The inspections will take place on Caspian Pipeline Consortium facilities running across four Russian regions to a Black Sea tanker loading terminal near the Russian port of Novorossiysk, the consortium stated.
The pipeline operator added that 19 Rostekhnadzor officials are carrying out work that is expected to last until 22 April.
The Caspian Pipeline has managed to optimise operations through the only remaining offshore loading buoy currently available to serve incoming tankers.
Two other loading buoys had been damaged in a strong storm near Novorossiysk more than three weeks ago, interrupting the flow of Kazakh oil to international markets.
The interruption happened at time when many Western buyers have been shunning Russian oil cargoes in anticipation of new sanctions against the country for its continuing military invasion to Ukraine.
Under the Russian law, Rostekhnadzor has the right to temporary suspend pumping operations if its representatives uncover irregularities or violations in implementing technical standards, previously described by some western oil operators as too stringent and outdated.
Two other Russian watchdogs with similar rights — environmental service Rosprirodnadzor and marine and river authority Rosmorrechflot — have yet to inform Caspian Pipeline on their inspection plans, the operator said.
After a big fall in shipments through the pipeline throughout in the beginning of April, Caspian Pipeline has been able to optimise operations of the remaining loading buoy, reportedly removing terminal bottlenecks and asking customers to nominate larger capacity tankers.
These actions have permitted its customers, led by US Chevron-led Tengizchevroil venture in Kazakhstan, to start partial lifting of restrictions on their production.

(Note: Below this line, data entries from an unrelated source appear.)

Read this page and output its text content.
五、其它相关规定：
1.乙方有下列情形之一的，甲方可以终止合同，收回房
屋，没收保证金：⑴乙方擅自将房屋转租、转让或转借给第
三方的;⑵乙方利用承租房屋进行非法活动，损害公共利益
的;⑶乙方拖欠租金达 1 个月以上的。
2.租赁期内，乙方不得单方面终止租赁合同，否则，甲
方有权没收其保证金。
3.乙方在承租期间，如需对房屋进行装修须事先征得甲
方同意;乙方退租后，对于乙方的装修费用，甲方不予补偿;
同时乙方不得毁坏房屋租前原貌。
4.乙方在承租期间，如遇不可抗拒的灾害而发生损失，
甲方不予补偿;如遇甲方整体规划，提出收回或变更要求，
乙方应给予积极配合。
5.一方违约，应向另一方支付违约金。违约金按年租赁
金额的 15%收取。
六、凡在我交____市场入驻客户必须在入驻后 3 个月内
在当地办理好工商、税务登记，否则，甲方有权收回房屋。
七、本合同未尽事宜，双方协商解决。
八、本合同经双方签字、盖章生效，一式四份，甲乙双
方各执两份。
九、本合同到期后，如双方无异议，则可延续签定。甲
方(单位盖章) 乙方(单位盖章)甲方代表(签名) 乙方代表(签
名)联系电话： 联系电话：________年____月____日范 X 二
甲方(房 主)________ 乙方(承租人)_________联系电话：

Oil output on the Tengiz field, operated by the venture, was reported at above 556,000 barrels per day on 12 April, up 48% from 375,000 bpd on April 4 when production at the deposit fell to the lowest level, according to sources quoted by Reuters.
However, the output level on Tuesday was still below a March average of more than 622,000 bpd.

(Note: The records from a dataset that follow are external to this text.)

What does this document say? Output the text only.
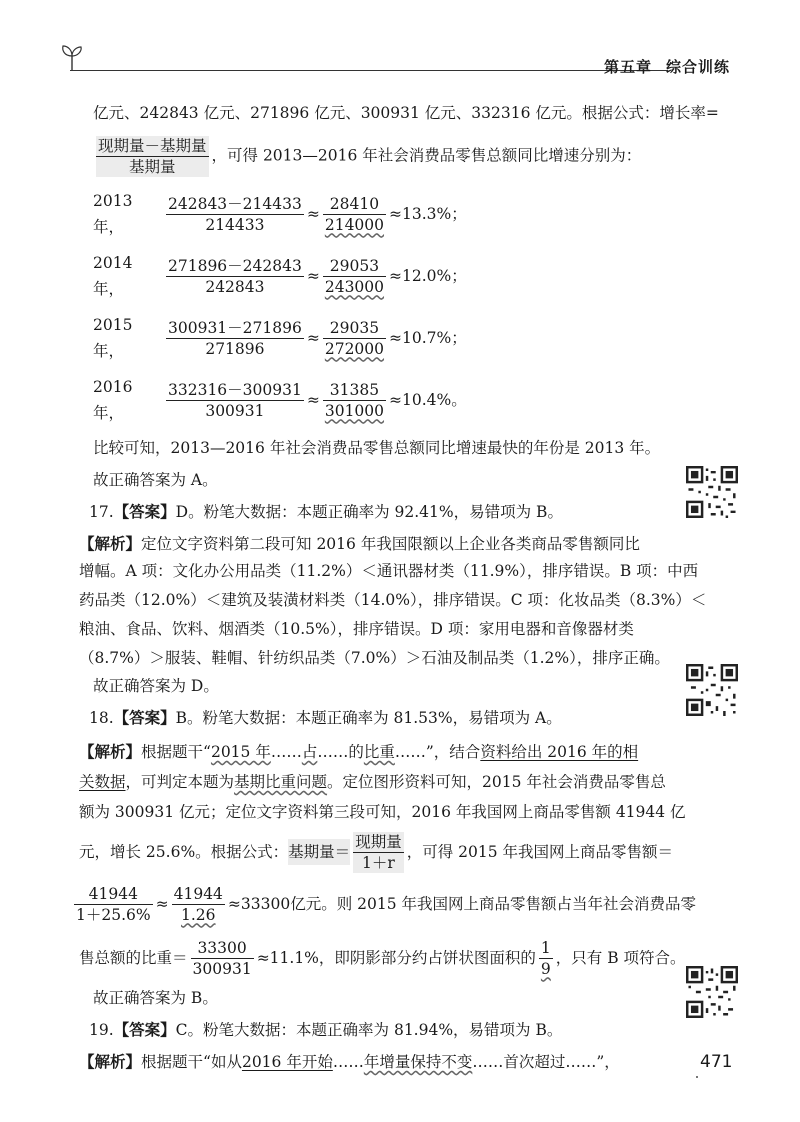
第五章 综合训练
亿元、242843 亿元、271896 亿元、300931 亿元、332316 亿元。根据公式：增长率=
$\frac{\text{现期量－基期量}}{\text{基期量}}$ ，可得 2013—2016 年社会消费品零售总额同比增速分别为：
2013 年，	$\frac{242843-214433}{214433} \approx \frac{28410}{214000} \approx 13.3\%$；
2014 年，	$\frac{271896-242843}{242843} \approx \frac{29053}{243000} \approx 12.0\%$；
2015 年，	$\frac{300931-271896}{271896} \approx \frac{29035}{272000} \approx 10.7\%$；
2016 年，	$\frac{332316-300931}{300931} \approx \frac{31385}{301000} \approx 10.4\%$。
比较可知，2013—2016 年社会消费品零售总额同比增速最快的年份是 2013 年。
故正确答案为 A。
17.【答案】D。粉笔大数据：本题正确率为 92.41%，易错项为 B。
【解析】定位文字资料第二段可知 2016 年我国限额以上企业各类商品零售额同比
增幅。A 项：文化办公用品类（11.2%）＜通讯器材类（11.9%），排序错误。B 项：中西
药品类（12.0%）＜建筑及装潢材料类（14.0%），排序错误。C 项：化妆品类（8.3%）＜
粮油、食品、饮料、烟酒类（10.5%），排序错误。D 项：家用电器和音像器材类
（8.7%）＞服装、鞋帽、针纺织品类（7.0%）＞石油及制品类（1.2%），排序正确。
故正确答案为 D。
18.【答案】B。粉笔大数据：本题正确率为 81.53%，易错项为 A。
【解析】根据题干“2015 年……占……的比重……”，结合资料给出 2016 年的相
关数据，可判定本题为基期比重问题。定位图形资料可知，2015 年社会消费品零售总
额为 300931 亿元；定位文字资料第三段可知，2016 年我国网上商品零售额 41944 亿
元，增长 25.6%。根据公式： 基期量＝ $\frac{\text{现期量}}{1+r}$ ，可得 2015 年我国网上商品零售额＝
$\frac{41944}{1+25.6\%} \approx \frac{41944}{1.26} \approx 33300$亿元。则 2015 年我国网上商品零售额占当年社会消费品零
售总额的比重＝ $\frac{33300}{300931} \approx 11.1\%$，即阴影部分约占饼状图面积的 $\frac{1}{9}$ ，只有 B 项符合。
故正确答案为 B。
19.【答案】C。粉笔大数据：本题正确率为 81.94%，易错项为 B。
【解析】根据题干“如从2016 年开始……年增量保持不变……首次超过……”，	471
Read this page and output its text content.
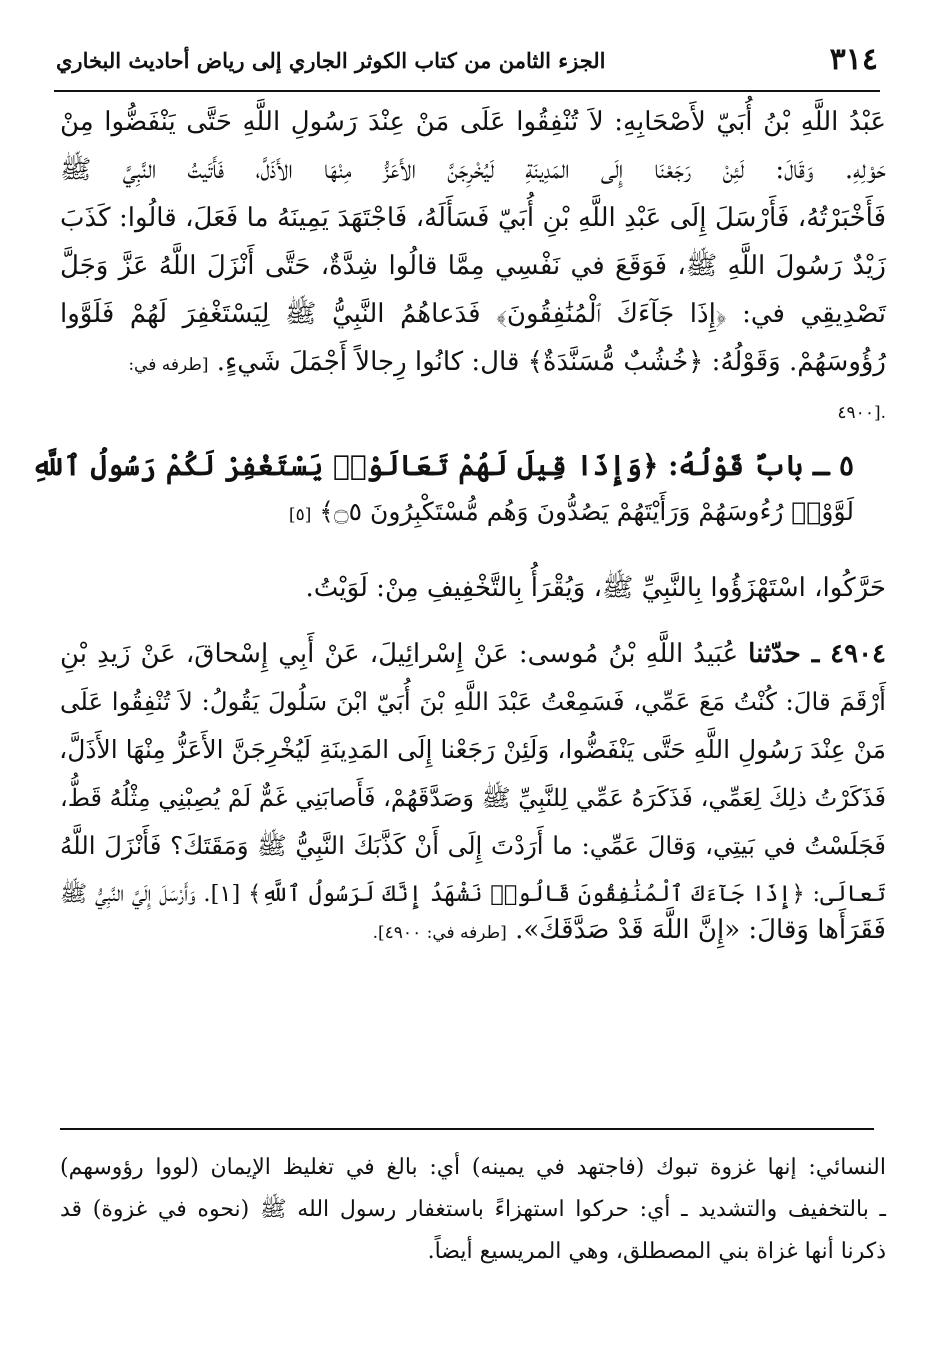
٣١٤
الجزء الثامن من كتاب الكوثر الجاري إلى رياض أحاديث البخاري
عَبْدُ اللَّهِ بْنُ أُبَيّ لأَصْحَابِهِ: لاَ تُنْفِقُوا عَلَى مَنْ عِنْدَ رَسُولِ اللَّهِ حَتَّى يَنْفَضُّوا مِنْ
حَوْلِهِ. وَقَالَ: لَئِنْ رَجَعْنَا إِلَى المَدِينَةِ لَيُخْرِجَنَّ الأَعَزُّ مِنْهَا الأَذَلَّ، فَأَتَيتُ النَّبِيَّ ﷺ
فَأَخْبَرْتُهُ، فَأَرْسَلَ إِلَى عَبْدِ اللَّهِ بْنِ أُبَيّ فَسَأَلَهُ، فَاجْتَهَدَ يَمِينَهُ ما فَعَلَ، قالُوا: كَذَبَ
زَيْدٌ رَسُولَ اللَّهِ ﷺ، فَوَقَعَ في نَفْسِي مِمَّا قالُوا شِدَّةٌ، حَتَّى أَنْزَلَ اللَّهُ عَزَّ وَجَلَّ
تَصْدِيقِي في: ﴿إِذَا جَآءَكَ ٱلْمُنَٰفِقُونَ﴾ فَدَعاهُمُ النَّبِيُّ ﷺ لِيَسْتَغْفِرَ لَهُمْ فَلَوَّوا
رُؤُوسَهُمْ. وَقَوْلُهُ: ﴿خُشُبٌ مُّسَنَّدَةٌ﴾ قال: كانُوا رِجالاً أَجْمَلَ شَيءٍ. [طرفه في:
.[٤٩٠٠
٥ ـ بابٌ قَوْلُهُ: ﴿وَإِذَا قِيلَ لَهُمْ تَعَالَوْا۟ يَسْتَغْفِرْ لَكُمْ رَسُولُ ٱللَّهِ
لَوَّوْا۟ رُءُوسَهُمْ وَرَأَيْتَهُمْ يَصُدُّونَ وَهُم مُّسْتَكْبِرُونَ ۝٥﴾ [٥]
حَرَّكُوا، اسْتَهْزَؤُوا بِالنَّبِيِّ ﷺ، وَيُقْرَأُ بِالتَّخْفِيفِ مِنْ: لَوَيْتُ.
٤٩٠٤ ـ حدّثنا عُبَيدُ اللَّهِ بْنُ مُوسى: عَنْ إِسْرائِيلَ، عَنْ أَبِي إِسْحاقَ، عَنْ زَيدِ بْنِ
أَرْقَمَ قالَ: كُنْتُ مَعَ عَمِّي، فَسَمِعْتُ عَبْدَ اللَّهِ بْنَ أُبَيّ ابْنَ سَلُولَ يَقُولُ: لاَ تُنْفِقُوا عَلَى
مَنْ عِنْدَ رَسُولِ اللَّهِ حَتَّى يَنْفَضُّوا، وَلَئِنْ رَجَعْنا إِلَى المَدِينَةِ لَيُخْرِجَنَّ الأَعَزُّ مِنْهَا الأَذَلَّ،
فَذَكَرْتُ ذلِكَ لِعَمِّي، فَذَكَرَهُ عَمِّي لِلنَّبِيِّ ﷺ وَصَدَّقَهُمْ، فَأَصابَنِي غَمٌّ لَمْ يُصِبْنِي مِثْلُهُ قَطُّ،
فَجَلَسْتُ في بَيتِي، وَقالَ عَمِّي: ما أَرَدْتَ إِلَى أَنْ كَذَّبَكَ النَّبِيُّ ﷺ وَمَقَتَكَ؟ فَأَنْزَلَ اللَّهُ
تَعالَى: ﴿إِذَا جَآءَكَ ٱلْمُنَٰفِقُونَ قَالُوا۟ نَشْهَدُ إِنَّكَ لَرَسُولُ ٱللَّهِ﴾ [١]. وَأَرْسَلَ إِلَيَّ النَّبِيُّ ﷺ
فَقَرَأَها وَقالَ: «إِنَّ اللَّهَ قَدْ صَدَّقَكَ». [طرفه في: ٤٩٠٠].
النسائي: إنها غزوة تبوك (فاجتهد في يمينه) أي: بالغ في تغليظ الإيمان (لووا رؤوسهم)
ـ بالتخفيف والتشديد ـ أي: حركوا استهزاءً باستغفار رسول الله ﷺ (نحوه في غزوة) قد
ذكرنا أنها غزاة بني المصطلق، وهي المريسيع أيضاً.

Despite uncertainty over the replacement of damaged loading hoses at the two buoys, Kazakh oil industry channel Energy Monitor said that Caspian Pipeline now expects shipments by Kazakh oil producers to decline by just 11% in April against the original schedule with three buoys in operation.
Caspian Pipeline is understood to have operated at the rate between 1.3 million and 1.4 million bpd before the shutdown in March.
An updated tanker loading schedule envisages Tengizchevroil to ship over 16.5 million barrels of oil on 17 tankers to international markets via Caspian Pipeline.
Offshore Kashagan project is planned to deliver 11.7 million barrels on 12 tankers, with third largest foreign project in the country — Karachaganak — scheduled to ship about 5.6 million barrels of oil on six tankers.
Caspian Pipeline has not provided an update timeframe for replacing damaged loading hoses at its two suspended buoys, saying earlier that international supplies have been refusing calls to deliver replacements, apparently because of increasing number of sanctions against Russia.